EUR/USD renews intraday high near 1.0030 during the four-day uptrend to Monday’s Asian session. The major currency pair’s latest run-up could be linked to Friday’s successful upside break of the 21-DMA, as well as the price-positive signals from the MACD and RSI.
That said, the quote is well-set to aim for the 50-DMA resistance near 1.0100. However, the upper line of a falling wedge bullish chart pattern, established in late June, around 1.0150, appears a strong upside hurdle.
It’s worth noting that a successful break of 1.0150 will confirm the bullish chart pattern suggesting a theoretical target surrounding 1.0900. However, tops marked during August and May, respectively around 1.0370 and 1.0790, could act as intermediate halts during the rise.

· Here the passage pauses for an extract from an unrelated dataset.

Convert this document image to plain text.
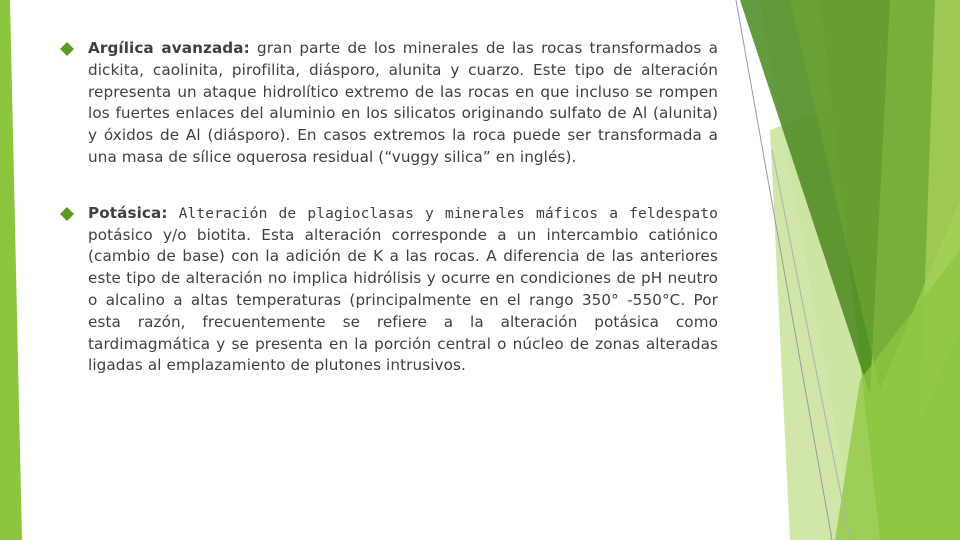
Argílica avanzada: gran parte de los minerales de las rocas transformados a dickita, caolinita, pirofilita, diásporo, alunita y cuarzo. Este tipo de alteración representa un ataque hidrolítico extremo de las rocas en que incluso se rompen los fuertes enlaces del aluminio en los silicatos originando sulfato de Al (alunita) y óxidos de Al (diásporo). En casos extremos la roca puede ser transformada a una masa de sílice oquerosa residual (“vuggy silica” en inglés).

Potásica: Alteración de plagioclasas y minerales máficos a feldespato potásico y/o biotita. Esta alteración corresponde a un intercambio catiónico (cambio de base) con la adición de K a las rocas. A diferencia de las anteriores este tipo de alteración no implica hidrólisis y ocurre en condiciones de pH neutro o alcalino a altas temperaturas (principalmente en el rango 350° -550°C. Por esta razón, frecuentemente se refiere a la alteración potásica como tardimagmática y se presenta en la porción central o núcleo de zonas alteradas ligadas al emplazamiento de plutones intrusivos.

The monthly high around 1.0200 and June’s peak of 1.0615 are some extra upside hurdles that could entertain the EUR/USD bulls.
Alternatively, a downside break of the 21-DMA, near 0.9990 at the latest, could quickly direct the sellers towards the recent swing low close to 0.9945.
However, multiple levels surrounding 0.9880 and the lower line of the stated wedge, close to 0.9860, could challenge the EUR/USD bears afterward.
If the quote remains bearish past 0.9860, the odds of witnessing a slump towards the 61.8% Fibonacci Expansion (FE) of the pair’s late June to early September moves, near 0.9725 can’t be ruled out.